Below the skyscrapers and beyond the lakefront, the churches of Chicago have a fascinating story to tell.
Chicago has been a favorite Midwestern travel destination for generations, and there are hundreds of ways for groups to enjoy the area. Among the most compelling for church groups may be getting to know the city by studying its religious heritage. The churches of Chicago give visitors a glimpse into the rich and diverse immigrant history of the city, providing a perspective on the area that few major attractions can give.
There’s more to explore beyond the city limits, too. In suburban areas all around the city, tourism destinations have a host of activities and themed itineraries that can meet the needs and interests of faith-based travel groups.
Next time you take a group to Chicagoland, take the opportunity to see the city through the lens of faith.
In many ways, the story of Chicago is the story of the various ethnic groups that migrated to the area over the years. Each of those groups brought their own religious traditions and practices, which were often deeply woven into their culture. When they arrived in Chicago and established neighborhoods, the churches they built became centers of community life.
“Chicago is made up of a community of neighborhoods that are still very vibrant and strong,” said Michele Pondexter, director of diversity sales at Choose Chicago. “So you have beauty and cultural history that run very deep, and we have some beautiful churches.”
One of the best examples of that is St. John Cantius Church in the city’s Polish neighborhood. The parish was founded in 1892 with the influx of Polish immigrants to Chicago. Work soon began on building the church, which was dedicated in 1898. Today, the church is an example of Polish culture and late 19th century architecture.
“It’s absolutely stunning,” Pondexter said. “The stained glass is just amazing.”
Temple Shalom downtown is evidence of the Jewish heritage in the city. In addition to touring the synagogue, groups can attend a Friday Shabbat service there to learn about Jewish worship practices.
Also downtown, the St.

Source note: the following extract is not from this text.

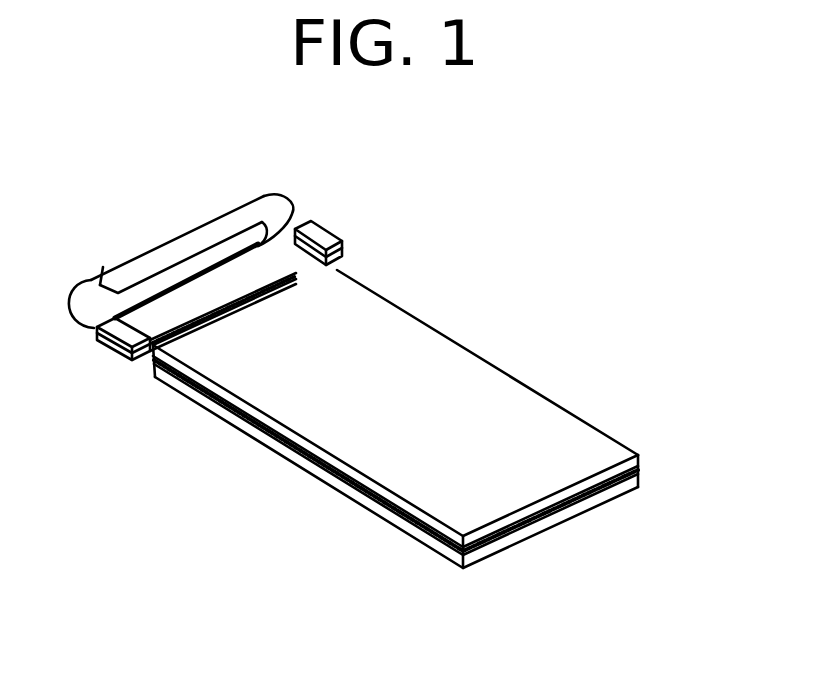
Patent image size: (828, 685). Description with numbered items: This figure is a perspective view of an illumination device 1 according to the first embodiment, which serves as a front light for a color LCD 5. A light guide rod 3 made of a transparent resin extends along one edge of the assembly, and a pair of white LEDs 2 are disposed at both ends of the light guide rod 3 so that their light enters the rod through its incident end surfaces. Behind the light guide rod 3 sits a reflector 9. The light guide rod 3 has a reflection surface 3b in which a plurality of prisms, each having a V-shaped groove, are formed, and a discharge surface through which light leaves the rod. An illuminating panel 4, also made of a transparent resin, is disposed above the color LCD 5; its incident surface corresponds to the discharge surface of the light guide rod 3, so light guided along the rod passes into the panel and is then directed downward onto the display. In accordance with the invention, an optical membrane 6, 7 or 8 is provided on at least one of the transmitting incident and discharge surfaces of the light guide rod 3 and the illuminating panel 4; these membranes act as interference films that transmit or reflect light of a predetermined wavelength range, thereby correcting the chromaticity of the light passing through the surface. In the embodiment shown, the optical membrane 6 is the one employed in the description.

James Cathedral is the home of one of the oldest Episcopalian congregations in the United States.
“The altar in that church is where Abraham Lincoln prayed before he gave his speech at the Republican National Convention here in Chicago,” Pondexter said.

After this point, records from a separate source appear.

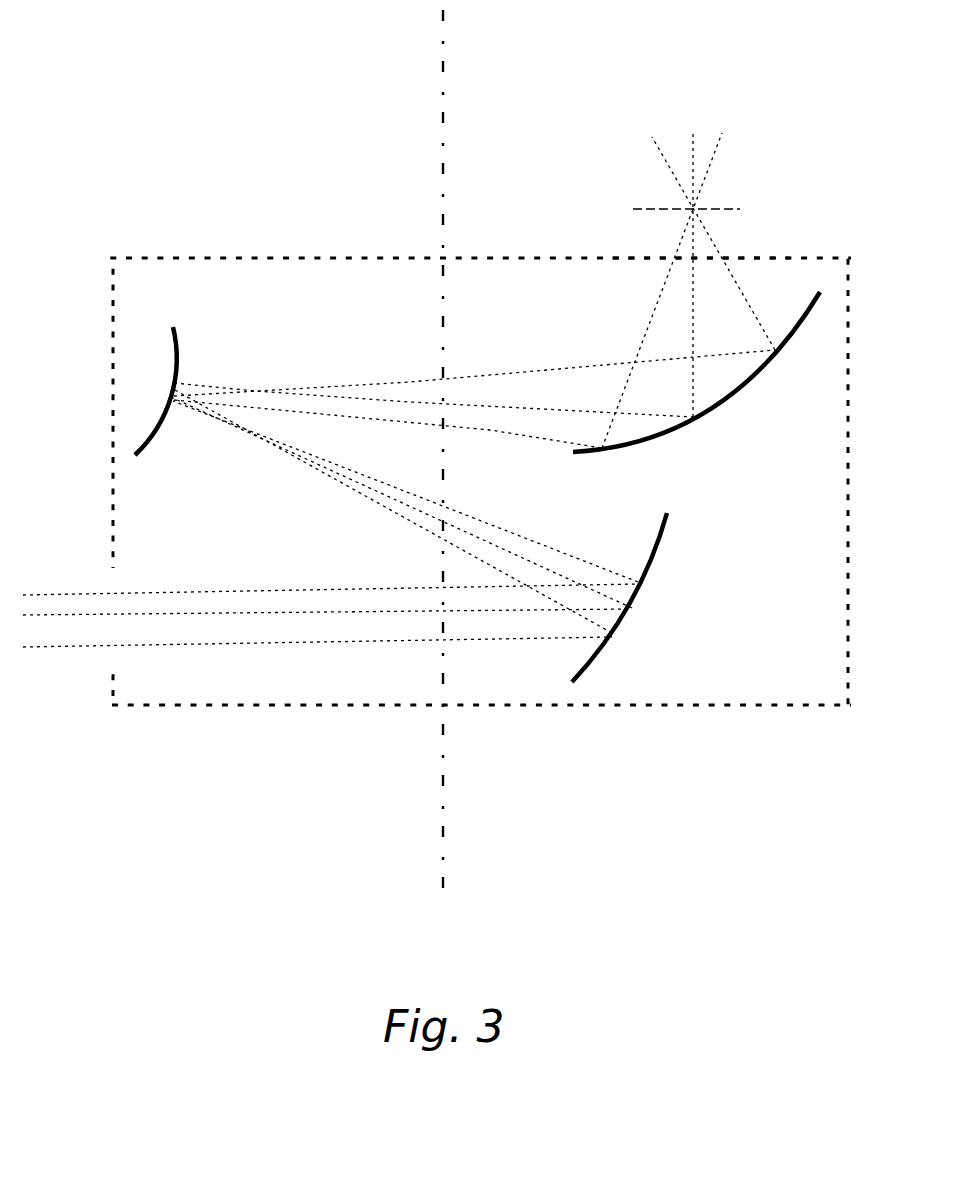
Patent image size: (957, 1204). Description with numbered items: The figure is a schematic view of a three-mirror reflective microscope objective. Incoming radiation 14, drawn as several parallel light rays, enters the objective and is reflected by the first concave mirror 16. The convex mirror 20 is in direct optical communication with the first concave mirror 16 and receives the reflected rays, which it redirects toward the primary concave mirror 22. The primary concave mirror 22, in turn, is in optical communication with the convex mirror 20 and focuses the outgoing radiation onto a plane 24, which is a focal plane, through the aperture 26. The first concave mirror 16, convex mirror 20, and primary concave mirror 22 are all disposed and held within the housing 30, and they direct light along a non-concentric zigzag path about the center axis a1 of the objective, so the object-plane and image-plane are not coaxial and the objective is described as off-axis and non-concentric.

The incoming radiation 14 is at (60, 663).
The first concave mirror 16 is at (628, 622).
The convex mirror 20 is at (172, 348).
The primary concave mirror 22 is at (740, 393).
The plane 24 is at (648, 209).
The aperture 26 is at (743, 253).
The housing 30 is at (212, 257).
The center axis a1 is at (443, 100).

At the University of Chicago, the Rockefeller Memorial Chapel is known as one of the city’s most striking sanctuaries.
“It’s of very high stature in our community,” Pondexter said. “There’s a mosaic ceiling decorated with more than 100,000 tile pieces.”
Groups can learn about Chicago’s substantial Greek population at the newly opened National Hellenic Museum in Greektown, which is home to several historic Greek Orthodox churches.
To complement these historic visits, Pondexter recommends that groups take an architectural tour or a riverboat tour of downtown Chicago; the tours highlight modern aspects of the city and Chicago’s role as the birthplace of the skyscraper.
Zion on the Lake
In the northern part of Illinois, near the border with Wisconsin, Lake County stretches out along the shores of Lake Michigan. Groups that make the short drive up from Chicago can choose from more than 20 itineraries that the Lake County Convention and Visitors Bureau has compiled, including one themed around religious sites.
Among the most interesting sites on the religious itinerary is in the community of Zion, where John Alexander Dowie, a local who established the Christian Catholic Church, attempted to create a religious colony. Groups can tour his 1901 mansion at the center of the planned city as well as the surrounding community.
“He was trying to create some kind of Christian utopia,” said Jayne Nordstrom, group tour manager at the CVB. “You can tour his home and get the story of how that started. The church based on what he was doing is still in existence. A lot of the streets are named for biblical figures, so it’s really an interesting place. He created a lace factory and a cookie factory here. This was really going to be its own city.”
Another famous residence in the area has a religious connection as well. The Cuneo Mansion and Gardens is a 1916 home set on a 100-acre estate. In the late 1930s, the Cuneo family received special permission from the pope to build a private chapel in the home.
“It’s full of beautiful paintings and artifacts from that time,” Nordstrom said. “He was a very religious man.”
Groups touring the mansion can see the chapel and its 17th century altar, velvet-covered high-back chairs and hand-painted murals of the Stations of the Cross.
Catholic and Protestant groups alike will find something interesting at the University of St. Mary of the Lake, one of the largest Catholic seminaries in the country. The seminary is known for its architecture and gardens.
“There are five Bohemian crystal chandeliers hanging there that are replicas of a set that hangs in the East Room of the White House,” Nordstrom said. “The grounds are really beautiful, and groups can come in, take a tour and have lunch with the students.”